Purpose & Capability
concernThe skill advertises PayAClaw and Solana x402 payment integration (auto-triggered USDC transfers) but manifest/registry metadata declare no required environment variables, no credential, and no config paths. A payment-capable bounty agent legitimately needs private keys/API keys (Solana wallet, x402 key, PayAClaw API key); their absence in the declared requirements is incoherent.
Instruction Scope
concernSKILL.md and the included API/agent code instruct running an HTTP /bounty endpoint, an auto-claiming bounty watcher, and automatic payment triggers. Those runtime instructions allow network interactions that can claim jobs, submit results, and initiate payments — operations that extend beyond simple local data validation and should require explicit configuration and authentication. The instructions give broad discretion (auto-claim/auto-pay) without describing safeguards or auth.
Install Mechanism
noteThere is no install spec (no external download), which reduces installer risk.
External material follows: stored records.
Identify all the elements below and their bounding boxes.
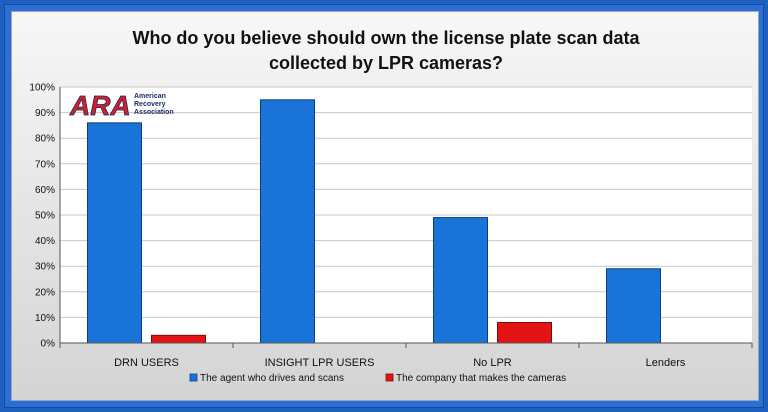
chart-title-line-2: collected by LPR cameras? (268, 53, 504, 73)
bar-2-1 (151, 334, 206, 344)
logo-line-2: Recovery (134, 101, 166, 108)
chart-panel: Who do you believe should own the licens… (11, 11, 759, 401)
bar-1-1 (87, 122, 142, 344)
y-tick-label: 40% (35, 236, 55, 247)
x-category-label: Lenders (646, 357, 686, 369)
y-tick-label: 60% (35, 185, 55, 196)
legend-swatch-2 (385, 373, 394, 382)
bar-1-3 (433, 217, 488, 344)
legend-label-2: The company that makes the cameras (396, 373, 566, 384)
y-tick-label: 30% (35, 262, 55, 273)
logo-line-3: Association (134, 109, 174, 116)
bar-1-2 (260, 99, 315, 344)
y-tick-label: 0% (41, 339, 56, 350)
y-tick-label: 20% (35, 287, 55, 298)
chart-title: Who do you believe should own the licens… (12, 26, 760, 76)
bars (87, 99, 661, 344)
x-category-label: No LPR (473, 357, 512, 369)
x-category-label: DRN USERS (114, 357, 179, 369)
chart-frame: Who do you believe should own the licens… (4, 4, 764, 408)
y-tick-label: 50% (35, 211, 55, 222)
legend-label-1: The agent who drives and scans (200, 373, 344, 384)
x-axis-categories: DRN USERS INSIGHT LPR USERS No LPR Lenders (114, 357, 686, 369)
y-tick-label: 70% (35, 159, 55, 170)
legend-swatch-1 (189, 373, 198, 382)
chart-title-line-1: Who do you believe should own the licens… (132, 28, 640, 48)
logo-line-1: American (134, 93, 166, 100)
y-tick-label: 100% (29, 83, 55, 94)
y-tick-label: 80% (35, 134, 55, 145)
ara-logo: ARA American Recovery Association (69, 90, 174, 122)
bar-chart: 0% 10% 20% 30% 40% 50% 60% 70% 80% 90% 100% DRN US… (29, 83, 753, 384)
y-tick-label: 90% (35, 108, 55, 119)
x-category-label: INSIGHT LPR USERS (265, 357, 375, 369)
axes (59, 87, 753, 348)
y-tick-label: 10% (35, 313, 55, 324)
y-axis-ticks: 0% 10% 20% 30% 40% 50% 60% 70% 80% 90% 100% (29, 83, 55, 350)
bar-1-4 (606, 268, 661, 344)
bar-2-3 (497, 322, 552, 344)
logo-letters: ARA (69, 90, 131, 121)
legend: The agent who drives and scans The compan… (189, 373, 566, 384)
However the package contains multiple executable Python scripts (CLI entry point, Flask API, bounty agent, Solana/payment client) that will be written to disk if installed. That is expected for a tool of this type but means the code will run on the host and can perform network I/O — so review of code is required before installation.
Credentials
concernThe code and docs clearly expect secrets (PAYACLAW_API_KEY, X402_API_KEY, SOLANA_WALLET/private key, SOLANA_RPC) in deployment guides, but the skill metadata declares none as required. Requesting no credentials while promising payment functionality is disproportionate and ambiguous: either the payment code is stubbed/mocked (safe but misleading) or it will attempt to use credentials from unspecified locations (unsafe).
Persistence & Privilege
notealways:false (good). The skill can be invoked autonomously (platform default). Combined with auto-claim and auto-pay behavior this increases potential impact, but autonomous invocation alone is not a disqualifier — it's the combination with payment flows and missing auth that raises concern.